Trump was the first president in 40 years to refuse to release his tax returns. Nixon was the last to refuse.
On Tuesday, November 22, the US Supreme Court, the highest court of the land, said the congressional committee has the right to obtain the returns.
The buck stops here, as they say.
Trump asked the high court in October to block the ruling of a lower court that approved the House’s request.
The decision of the Supreme Court justices appears to be unanimous.
This means that the US Treasury will have the responsibility of delivering the tax documents for the period of 2015-2020 for Donald Trump and some of his businesses, to the House Ways and Means Committee.
The Democratically controlled committee will get access to the financial records at the last minute. The Republicans were able to take a slight lead over the Democrats in the midterm elections, and will take over control of the committee and the House of Representatives, on January 3, 2023.
The Treasury Department, controlled by the Biden administration, will likely deliver the records expeditiously, but the House committee will only have a short time to review them, and the new leadership in the House is likely to stall or even stop the investigation into Trump’s finances.
Representative Richard Neal, the chairman of the committee, said in a statement that Congress “will now conduct the oversight that we’ve sought for the last three and a half years.” It is not clear if the committee intends to release Trump’s financial records publicly.
Trump believes that the Democrats have been trying to obtain his tax returns for political reasons.

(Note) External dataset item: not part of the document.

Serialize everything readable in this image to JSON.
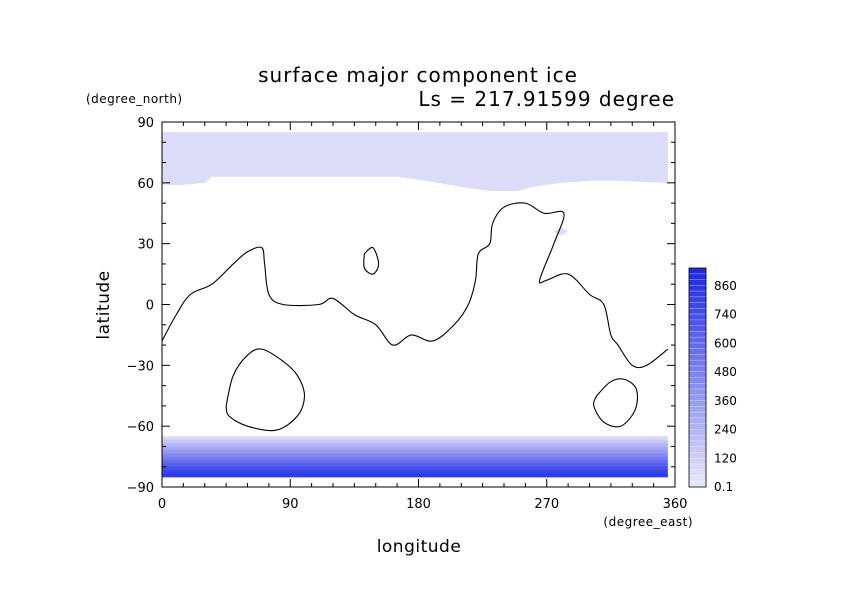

But the committee said that Congress has the right to make sure that the IRS is properly auditing candidates for president, so they can determine if any new legislation is warranted.

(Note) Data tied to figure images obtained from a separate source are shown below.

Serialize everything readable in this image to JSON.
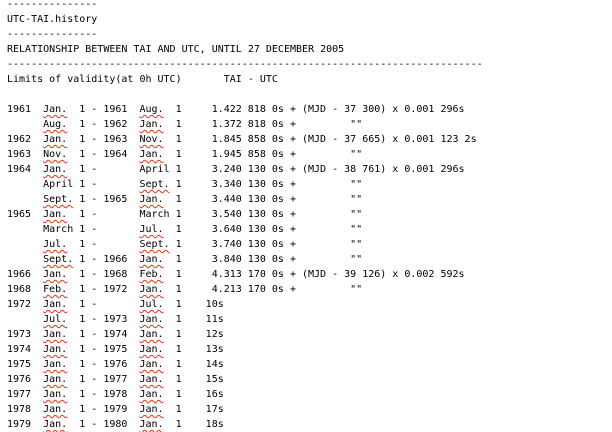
{
  "header": {
    "rule_short": "---------------",
    "title": "UTC-TAI.history",
    "heading": "RELATIONSHIP BETWEEN TAI AND UTC, UNTIL 27 DECEMBER 2005",
    "rule_long": "-------------------------------------------------------------------------------",
    "col_limits": "Limits of validity(at 0h UTC)",
    "col_value": "TAI - UTC"
  },
  "spellcheck_underline_color": "#e2380f",
  "rows": [
    {
      "y1": "1961",
      "m1": "Jan.",
      "d1": "1",
      "sep": "-",
      "y2": "1961",
      "m2": "Aug.",
      "d2": "1",
      "value": "1.422 818 0s + (MJD - 37 300) x 0.001 296s"
    },
    {
      "y1": "",
      "m1": "Aug.",
      "d1": "1",
      "sep": "-",
      "y2": "1962",
      "m2": "Jan.",
      "d2": "1",
      "value": "1.372 818 0s +         \"\""
    },
    {
      "y1": "1962",
      "m1": "Jan.",
      "d1": "1",
      "sep": "-",
      "y2": "1963",
      "m2": "Nov.",
      "d2": "1",
      "value": "1.845 858 0s + (MJD - 37 665) x 0.001 123 2s"
    },
    {
      "y1": "1963",
      "m1": "Nov.",
      "d1": "1",
      "sep": "-",
      "y2": "1964",
      "m2": "Jan.",
      "d2": "1",
      "value": "1.945 858 0s +         \"\""
    },
    {
      "y1": "1964",
      "m1": "Jan.",
      "d1": "1",
      "sep": "-",
      "y2": "",
      "m2": "April",
      "d2": "1",
      "value": "3.240 130 0s + (MJD - 38 761) x 0.001 296s"
    },
    {
      "y1": "",
      "m1": "April",
      "d1": "1",
      "sep": "-",
      "y2": "",
      "m2": "Sept.",
      "d2": "1",
      "value": "3.340 130 0s +         \"\""
    },
    {
      "y1": "",
      "m1": "Sept.",
      "d1": "1",
      "sep": "-",
      "y2": "1965",
      "m2": "Jan.",
      "d2": "1",
      "value": "3.440 130 0s +         \"\""
    },
    {
      "y1": "1965",
      "m1": "Jan.",
      "d1": "1",
      "sep": "-",
      "y2": "",
      "m2": "March",
      "d2": "1",
      "value": "3.540 130 0s +         \"\""
    },
    {
      "y1": "",
      "m1": "March",
      "d1": "1",
      "sep": "-",
      "y2": "",
      "m2": "Jul.",
      "d2": "1",
      "value": "3.640 130 0s +         \"\""
    },
    {
      "y1": "",
      "m1": "Jul.",
      "d1": "1",
      "sep": "-",
      "y2": "",
      "m2": "Sept.",
      "d2": "1",
      "value": "3.740 130 0s +         \"\""
    },
    {
      "y1": "",
      "m1": "Sept.",
      "d1": "1",
      "sep": "-",
      "y2": "1966",
      "m2": "Jan.",
      "d2": "1",
      "value": "3.840 130 0s +         \"\""
    },
    {
      "y1": "1966",
      "m1": "Jan.",
      "d1": "1",
      "sep": "-",
      "y2": "1968",
      "m2": "Feb.",
      "d2": "1",
      "value": "4.313 170 0s + (MJD - 39 126) x 0.002 592s"
    },
    {
      "y1": "1968",
      "m1": "Feb.",
      "d1": "1",
      "sep": "-",
      "y2": "1972",
      "m2": "Jan.",
      "d2": "1",
      "value": "4.213 170 0s +         \"\""
    },
    {
      "y1": "1972",
      "m1": "Jan.",
      "d1": "1",
      "sep": "-",
      "y2": "",
      "m2": "Jul.",
      "d2": "1",
      "value": "10s",
      "leap": true
    },
    {
      "y1": "",
      "m1": "Jul.",
      "d1": "1",
      "sep": "-",
      "y2": "1973",
      "m2": "Jan.",
      "d2": "1",
      "value": "11s",
      "leap": true
    },
    {
      "y1": "1973",
      "m1": "Jan.",
      "d1": "1",
      "sep": "-",
      "y2": "1974",
      "m2": "Jan.",
      "d2": "1",
      "value": "12s",
      "leap": true
    },
    {
      "y1": "1974",
      "m1": "Jan.",
      "d1": "1",
      "sep": "-",
      "y2": "1975",
      "m2": "Jan.",
      "d2": "1",
      "value": "13s",
      "leap": true
    },
    {
      "y1": "1975",
      "m1": "Jan.",
      "d1": "1",
      "sep": "-",
      "y2": "1976",
      "m2": "Jan.",
      "d2": "1",
      "value": "14s",
      "leap": true
    },
    {
      "y1": "1976",
      "m1": "Jan.",
      "d1": "1",
      "sep": "-",
      "y2": "1977",
      "m2": "Jan.",
      "d2": "1",
      "value": "15s",
      "leap": true
    },
    {
      "y1": "1977",
      "m1": "Jan.",
      "d1": "1",
      "sep": "-",
      "y2": "1978",
      "m2": "Jan.",
      "d2": "1",
      "value": "16s",
      "leap": true
    },
    {
      "y1": "1978",
      "m1": "Jan.",
      "d1": "1",
      "sep": "-",
      "y2": "1979",
      "m2": "Jan.",
      "d2": "1",
      "value": "17s",
      "leap": true
    },
    {
      "y1": "1979",
      "m1": "Jan.",
      "d1": "1",
      "sep": "-",
      "y2": "1980",
      "m2": "Jan.",
      "d2": "1",
      "value": "18s",
      "leap": true
    }
  ]
}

In another setback for Trump on Tuesday, a three-judge panel of the US Court of Appeals for the 11th Circuit, including two judges who were appointed by Trump, appeared to be very skeptical that Trump had a right to challenge the FBI’s search of his Mar-a-Lago estate. They also expressed doubt that it was necessary to have an independent arbiter to review the documents that were seized.
The judges suggested that Trump appeared to be seeking “special treatment” in his request that a “special master” conduct an independent inspection of the documents taken on August 8 from Mar-a-Lago.
Judge William Pryor, appointed by President George W. Bush, said, “Other than the fact that this involves a former president, everything else about this is indistinguishable from any pre-indictment search warrant,” implying that Trump was not above-the-law.